Moses Sun painted the "M" in "MATTER", for his activist father also named Moses, as well as for "message" and "matters". The 2020 repainting of the letter has drops of purple, blue, and orange that spread beyond the letter. Sun says they signal "to break barriers through listening and collaborating with intention."

Brandon Thomas painted the "A" in "MATTER", putting an afro and rainbow pick in the repainted 2020 design. They explained that their hair had often been the target of microaggressions and larger issues: "being on the constant lookout for having your personal space invaded is as essential to the Black experience as the pride we have in our magical curls, locks, weaves, fades, fros, rows, you name it." The rainbow was to honor Capitol Hill and their own queerness: "Black Lives have and will always include the queerdos."

Ward painted each "T" in "MATTER", and her repainted 2020 design created a trompe-l'oiel effect to represent the depth of the conversation concerning the Black Lives Matter movement. She wanted to show "how ingrained it is into the very core, soil, concrete, infrastructure of this city, state and country. I think the events that have transpired in this country since last year only prove just how true and necessary the amplification of this message is."

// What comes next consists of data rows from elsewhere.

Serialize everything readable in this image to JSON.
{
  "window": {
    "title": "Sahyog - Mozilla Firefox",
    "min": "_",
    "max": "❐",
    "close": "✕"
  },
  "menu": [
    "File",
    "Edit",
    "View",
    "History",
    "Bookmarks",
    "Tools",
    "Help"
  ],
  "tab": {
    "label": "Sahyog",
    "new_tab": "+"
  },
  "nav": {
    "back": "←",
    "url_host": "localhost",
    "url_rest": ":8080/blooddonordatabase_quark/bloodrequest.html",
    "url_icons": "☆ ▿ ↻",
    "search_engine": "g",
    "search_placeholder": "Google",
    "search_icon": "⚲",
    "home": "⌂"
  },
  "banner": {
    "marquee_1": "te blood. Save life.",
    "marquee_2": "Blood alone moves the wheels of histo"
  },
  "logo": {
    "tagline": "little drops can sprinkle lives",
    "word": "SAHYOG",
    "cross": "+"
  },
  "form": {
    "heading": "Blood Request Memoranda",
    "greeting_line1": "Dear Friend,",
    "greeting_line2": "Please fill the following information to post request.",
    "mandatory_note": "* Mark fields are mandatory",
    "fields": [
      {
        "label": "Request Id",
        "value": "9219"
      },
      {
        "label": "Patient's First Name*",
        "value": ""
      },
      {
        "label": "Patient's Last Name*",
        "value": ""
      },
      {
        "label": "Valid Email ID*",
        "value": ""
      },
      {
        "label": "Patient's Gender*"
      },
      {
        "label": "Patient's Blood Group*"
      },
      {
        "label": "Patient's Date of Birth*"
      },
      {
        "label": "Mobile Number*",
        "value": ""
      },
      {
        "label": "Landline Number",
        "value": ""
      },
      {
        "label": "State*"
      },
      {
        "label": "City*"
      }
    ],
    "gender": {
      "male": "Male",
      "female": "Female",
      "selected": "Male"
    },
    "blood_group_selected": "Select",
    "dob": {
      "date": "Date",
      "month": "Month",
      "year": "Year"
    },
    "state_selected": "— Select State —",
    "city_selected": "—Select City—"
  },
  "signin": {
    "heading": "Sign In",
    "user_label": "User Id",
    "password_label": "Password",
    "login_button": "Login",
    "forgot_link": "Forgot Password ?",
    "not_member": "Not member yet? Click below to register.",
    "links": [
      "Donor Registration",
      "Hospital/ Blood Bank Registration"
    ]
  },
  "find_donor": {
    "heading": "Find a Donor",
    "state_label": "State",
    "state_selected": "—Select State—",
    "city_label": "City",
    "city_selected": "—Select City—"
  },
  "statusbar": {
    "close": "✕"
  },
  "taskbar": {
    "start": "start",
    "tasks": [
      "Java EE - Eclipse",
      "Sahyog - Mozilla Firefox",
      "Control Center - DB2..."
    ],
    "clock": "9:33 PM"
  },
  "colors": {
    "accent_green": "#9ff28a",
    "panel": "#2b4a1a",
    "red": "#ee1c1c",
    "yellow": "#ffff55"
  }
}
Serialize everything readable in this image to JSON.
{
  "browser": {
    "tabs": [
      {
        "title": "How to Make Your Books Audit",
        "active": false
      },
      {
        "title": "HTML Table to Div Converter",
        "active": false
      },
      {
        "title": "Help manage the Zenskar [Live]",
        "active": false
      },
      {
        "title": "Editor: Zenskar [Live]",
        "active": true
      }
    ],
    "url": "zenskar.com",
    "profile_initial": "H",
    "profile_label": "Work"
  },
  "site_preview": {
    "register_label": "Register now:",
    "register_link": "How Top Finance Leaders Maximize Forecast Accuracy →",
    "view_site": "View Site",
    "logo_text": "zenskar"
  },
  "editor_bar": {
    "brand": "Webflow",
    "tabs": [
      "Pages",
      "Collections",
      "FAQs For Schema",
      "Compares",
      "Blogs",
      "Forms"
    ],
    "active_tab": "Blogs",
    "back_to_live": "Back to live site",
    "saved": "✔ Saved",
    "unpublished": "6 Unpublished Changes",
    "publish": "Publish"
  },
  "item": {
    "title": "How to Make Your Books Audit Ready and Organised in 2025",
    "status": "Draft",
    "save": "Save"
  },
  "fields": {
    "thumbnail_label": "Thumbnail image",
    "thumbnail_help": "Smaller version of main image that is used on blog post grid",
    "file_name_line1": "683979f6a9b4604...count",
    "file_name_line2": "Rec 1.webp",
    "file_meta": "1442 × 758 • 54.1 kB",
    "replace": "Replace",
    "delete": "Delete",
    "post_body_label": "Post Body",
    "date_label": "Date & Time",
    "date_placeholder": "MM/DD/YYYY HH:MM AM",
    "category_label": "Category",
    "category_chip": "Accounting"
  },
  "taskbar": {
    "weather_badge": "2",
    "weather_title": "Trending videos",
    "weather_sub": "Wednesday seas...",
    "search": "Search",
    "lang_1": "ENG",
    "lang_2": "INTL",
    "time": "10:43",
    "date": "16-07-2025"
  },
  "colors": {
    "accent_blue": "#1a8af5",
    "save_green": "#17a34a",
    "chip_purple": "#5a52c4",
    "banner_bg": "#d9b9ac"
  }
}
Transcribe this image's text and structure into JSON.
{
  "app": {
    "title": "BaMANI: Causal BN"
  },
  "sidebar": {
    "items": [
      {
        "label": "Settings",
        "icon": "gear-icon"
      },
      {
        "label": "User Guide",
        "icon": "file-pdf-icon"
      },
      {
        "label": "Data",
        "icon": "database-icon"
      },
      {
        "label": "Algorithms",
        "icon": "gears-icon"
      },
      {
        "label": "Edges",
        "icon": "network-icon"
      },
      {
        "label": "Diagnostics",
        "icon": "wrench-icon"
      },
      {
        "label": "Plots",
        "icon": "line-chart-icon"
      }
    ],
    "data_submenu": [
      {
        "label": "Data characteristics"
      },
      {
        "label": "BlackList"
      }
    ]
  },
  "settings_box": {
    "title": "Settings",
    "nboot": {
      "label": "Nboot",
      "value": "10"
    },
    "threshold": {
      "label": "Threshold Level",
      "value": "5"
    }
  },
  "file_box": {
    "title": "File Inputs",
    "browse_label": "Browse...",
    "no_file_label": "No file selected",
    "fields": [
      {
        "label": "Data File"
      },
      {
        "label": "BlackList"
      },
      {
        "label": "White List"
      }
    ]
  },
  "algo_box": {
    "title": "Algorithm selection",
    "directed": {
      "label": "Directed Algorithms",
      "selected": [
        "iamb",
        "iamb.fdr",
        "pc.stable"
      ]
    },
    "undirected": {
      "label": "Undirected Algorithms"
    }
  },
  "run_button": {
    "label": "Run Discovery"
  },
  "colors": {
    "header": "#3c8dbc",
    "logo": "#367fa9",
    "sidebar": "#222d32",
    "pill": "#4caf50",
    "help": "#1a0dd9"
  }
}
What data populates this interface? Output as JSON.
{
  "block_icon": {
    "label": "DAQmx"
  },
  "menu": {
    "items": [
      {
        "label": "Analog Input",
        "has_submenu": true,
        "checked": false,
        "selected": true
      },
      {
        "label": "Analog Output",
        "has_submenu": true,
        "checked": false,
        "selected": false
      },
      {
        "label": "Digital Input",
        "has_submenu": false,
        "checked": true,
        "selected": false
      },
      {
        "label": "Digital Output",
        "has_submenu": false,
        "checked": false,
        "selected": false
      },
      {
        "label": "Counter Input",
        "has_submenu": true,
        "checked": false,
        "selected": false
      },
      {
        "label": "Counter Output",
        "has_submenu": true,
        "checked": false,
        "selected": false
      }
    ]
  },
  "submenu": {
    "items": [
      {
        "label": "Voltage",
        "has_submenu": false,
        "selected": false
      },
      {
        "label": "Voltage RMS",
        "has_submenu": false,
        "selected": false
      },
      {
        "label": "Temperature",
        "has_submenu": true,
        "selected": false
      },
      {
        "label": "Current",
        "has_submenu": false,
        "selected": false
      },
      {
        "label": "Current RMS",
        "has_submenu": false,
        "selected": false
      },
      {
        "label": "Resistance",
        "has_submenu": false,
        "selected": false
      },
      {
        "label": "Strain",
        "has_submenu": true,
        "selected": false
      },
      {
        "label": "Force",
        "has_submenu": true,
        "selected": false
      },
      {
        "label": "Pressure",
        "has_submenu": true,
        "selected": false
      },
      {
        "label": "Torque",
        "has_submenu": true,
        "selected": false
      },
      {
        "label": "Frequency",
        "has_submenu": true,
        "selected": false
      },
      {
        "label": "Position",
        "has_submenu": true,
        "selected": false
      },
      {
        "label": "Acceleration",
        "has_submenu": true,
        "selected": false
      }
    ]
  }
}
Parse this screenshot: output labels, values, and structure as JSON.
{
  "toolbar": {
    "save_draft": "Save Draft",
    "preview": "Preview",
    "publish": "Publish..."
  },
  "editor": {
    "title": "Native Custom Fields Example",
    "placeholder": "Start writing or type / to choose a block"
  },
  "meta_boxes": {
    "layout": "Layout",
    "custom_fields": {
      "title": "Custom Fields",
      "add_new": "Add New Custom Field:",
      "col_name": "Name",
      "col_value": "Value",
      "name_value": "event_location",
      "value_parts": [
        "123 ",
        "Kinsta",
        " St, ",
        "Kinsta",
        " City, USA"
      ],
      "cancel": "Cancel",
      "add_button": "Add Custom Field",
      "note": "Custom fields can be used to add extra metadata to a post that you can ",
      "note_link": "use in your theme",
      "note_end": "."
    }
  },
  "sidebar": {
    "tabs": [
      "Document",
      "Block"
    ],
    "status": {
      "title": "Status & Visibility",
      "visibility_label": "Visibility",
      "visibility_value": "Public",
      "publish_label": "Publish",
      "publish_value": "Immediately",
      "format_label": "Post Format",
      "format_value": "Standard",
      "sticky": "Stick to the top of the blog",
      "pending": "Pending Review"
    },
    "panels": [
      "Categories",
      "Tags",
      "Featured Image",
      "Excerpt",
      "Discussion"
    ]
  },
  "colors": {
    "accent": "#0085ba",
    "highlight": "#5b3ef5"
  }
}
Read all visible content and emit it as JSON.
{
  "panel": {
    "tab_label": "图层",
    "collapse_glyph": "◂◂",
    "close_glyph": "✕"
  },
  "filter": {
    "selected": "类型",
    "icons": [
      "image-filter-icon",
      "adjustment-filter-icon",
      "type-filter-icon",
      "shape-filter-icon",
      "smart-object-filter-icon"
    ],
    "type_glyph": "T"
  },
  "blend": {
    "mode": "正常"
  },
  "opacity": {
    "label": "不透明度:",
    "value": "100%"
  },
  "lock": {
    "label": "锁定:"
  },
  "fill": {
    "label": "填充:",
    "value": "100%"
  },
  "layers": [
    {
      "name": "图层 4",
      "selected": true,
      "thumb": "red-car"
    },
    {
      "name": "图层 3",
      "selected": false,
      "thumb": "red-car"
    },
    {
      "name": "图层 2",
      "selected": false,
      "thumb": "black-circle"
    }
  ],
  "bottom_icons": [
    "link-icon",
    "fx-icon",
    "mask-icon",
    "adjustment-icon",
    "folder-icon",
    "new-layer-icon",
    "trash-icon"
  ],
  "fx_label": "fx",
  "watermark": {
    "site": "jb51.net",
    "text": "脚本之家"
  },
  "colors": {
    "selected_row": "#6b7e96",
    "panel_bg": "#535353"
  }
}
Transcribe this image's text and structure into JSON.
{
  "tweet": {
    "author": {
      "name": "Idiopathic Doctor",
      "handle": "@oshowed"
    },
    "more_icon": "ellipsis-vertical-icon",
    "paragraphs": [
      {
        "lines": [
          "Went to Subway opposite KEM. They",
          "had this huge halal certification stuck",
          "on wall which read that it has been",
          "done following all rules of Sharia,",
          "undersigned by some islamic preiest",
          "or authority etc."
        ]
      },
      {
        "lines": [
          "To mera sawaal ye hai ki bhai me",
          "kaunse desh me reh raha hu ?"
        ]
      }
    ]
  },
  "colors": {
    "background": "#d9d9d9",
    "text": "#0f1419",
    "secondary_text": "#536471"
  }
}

Future Crystals painted the "E" in "MATTER", filling it with crystals in the 2020 repaint. They explained that each stone looked different and represented "many", but "when you step back, though, you get perspective and realize that it all just looks the same…. We are more similar than different." After the 2020 repainting, the "E" in "MATTER" featured representations of graffiti seen around the city, and its artist was criticized for including the anti-police slogan ACAB, apparently without notifying other artists. The mayor's office said the collective would ask the artist to remove the slogan. An organizer of Capitol Hill Pride expressed anger that the artist was being censored: "it’s literally how we feel about SPD. They may not like the words and things like that, but again, please respect artists’ rights and the community’s rights."

== Legacy ==
In March 2023, Amanda Ong of the South Seattle Emerald said the community gardens and the mural "are all that remain" of the Capitol Hill Occupied Protest. In June, Melissa Santos of Axios noted that Seattle's two Black Lives Matter murals have been preserved better than others across the United States. She wrote, "While some Black Lives Matter murals painted after the 2020 murder of George Floyd are getting paved over or worn away by traffic, Seattle has taken steps to restore its mural and make it permanent." Jasmine Mahmoud of Black Arts Legacies called the mural "an enduring Seattle memorial" in mid-2023.